Can we pay Microsoft for extended security updates after July 14, 2026?
Unlike Windows Server and SQL Server, Microsoft has not announced a paid Extended Security Update (ESU) program for SharePoint Server 2016 or 2019. Organizations must migrate to SharePoint Server Subscription Edition or SharePoint Online to continue receiving security updates. There is no supported path to stay on 2016 or 2019 past the deadline.
What is the fastest migration path from SharePoint 2016 to SharePoint Online?
The fastest path combines SMAT discovery, SharePoint Migration Manager for bulk content migration, and a phased cutover by content database. For a farm under 5 TB with moderate customization, a focused team can complete migration in 16 to 24 weeks. Heavy customization, InfoPath forms, and classic publishing sites extend the timeline.
Does SharePoint Server Subscription Edition have a lifecycle deadline?
SharePoint Server Subscription Edition uses a modern lifecycle policy. It receives continuous updates as long as the organization maintains an active subscription. There is no fixed end-of-life date, but customers must stay current with feature updates within the supported version window, typically 18 to 24 months.

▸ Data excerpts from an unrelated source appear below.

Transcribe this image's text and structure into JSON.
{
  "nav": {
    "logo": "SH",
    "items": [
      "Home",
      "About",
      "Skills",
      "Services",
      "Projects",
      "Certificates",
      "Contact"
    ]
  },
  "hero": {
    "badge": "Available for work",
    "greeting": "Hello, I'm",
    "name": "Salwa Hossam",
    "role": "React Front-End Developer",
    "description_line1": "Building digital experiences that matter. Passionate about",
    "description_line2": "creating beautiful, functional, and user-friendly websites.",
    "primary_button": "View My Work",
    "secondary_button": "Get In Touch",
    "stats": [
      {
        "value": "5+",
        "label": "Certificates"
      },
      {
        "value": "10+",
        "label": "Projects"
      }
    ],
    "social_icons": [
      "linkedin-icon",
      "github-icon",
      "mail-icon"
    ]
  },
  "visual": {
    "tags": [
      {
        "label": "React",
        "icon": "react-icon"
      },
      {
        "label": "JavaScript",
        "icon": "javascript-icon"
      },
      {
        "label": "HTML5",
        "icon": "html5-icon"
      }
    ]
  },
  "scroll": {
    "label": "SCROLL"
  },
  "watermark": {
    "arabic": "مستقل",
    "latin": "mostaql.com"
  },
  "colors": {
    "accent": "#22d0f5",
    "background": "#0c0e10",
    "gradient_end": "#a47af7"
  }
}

What happens if we run SharePoint 2019 after July 14, 2026?
The farm will continue to function but will receive no security patches. Any new vulnerability discovered in the product after that date remains unpatched. Regulated organizations typically face audit findings, cyber insurance exclusions, and elevated ransomware risk. Most compliance frameworks treat unsupported software as an unacceptable control weakness.
Can we lift and shift a SharePoint 2019 farm to Azure and extend its life?
Running SharePoint 2019 on Azure infrastructure does not extend the product lifecycle. The software itself still reaches end of support on July 14, 2026 regardless of where the virtual machines run. Moving to Azure only makes sense as a temporary staging step for migration or as part of a move to SharePoint Server Subscription Edition.
How do we handle custom full-trust farm solutions during migration?
Full-trust solutions must be remediated before migrating to SharePoint Online. The options are rebuilding them as SharePoint Framework (SPFx) web parts or extensions, replacing them with Power Apps and Power Automate, or reimplementing them as Azure Functions with Microsoft Graph. The SharePoint Modernization Scanner identifies candidate solutions and estimates remediation effort.
What migration tools do enterprise teams use in 2026?
The most common enterprise tools are SharePoint Migration Manager for source farms to SharePoint Online, ShareGate Migration Tool for complex content reshaping, AvePoint Fly for regulated environments, and Quest Content Matrix for multi-source consolidation. Each has different strengths for permissions fidelity, metadata preservation, and throughput.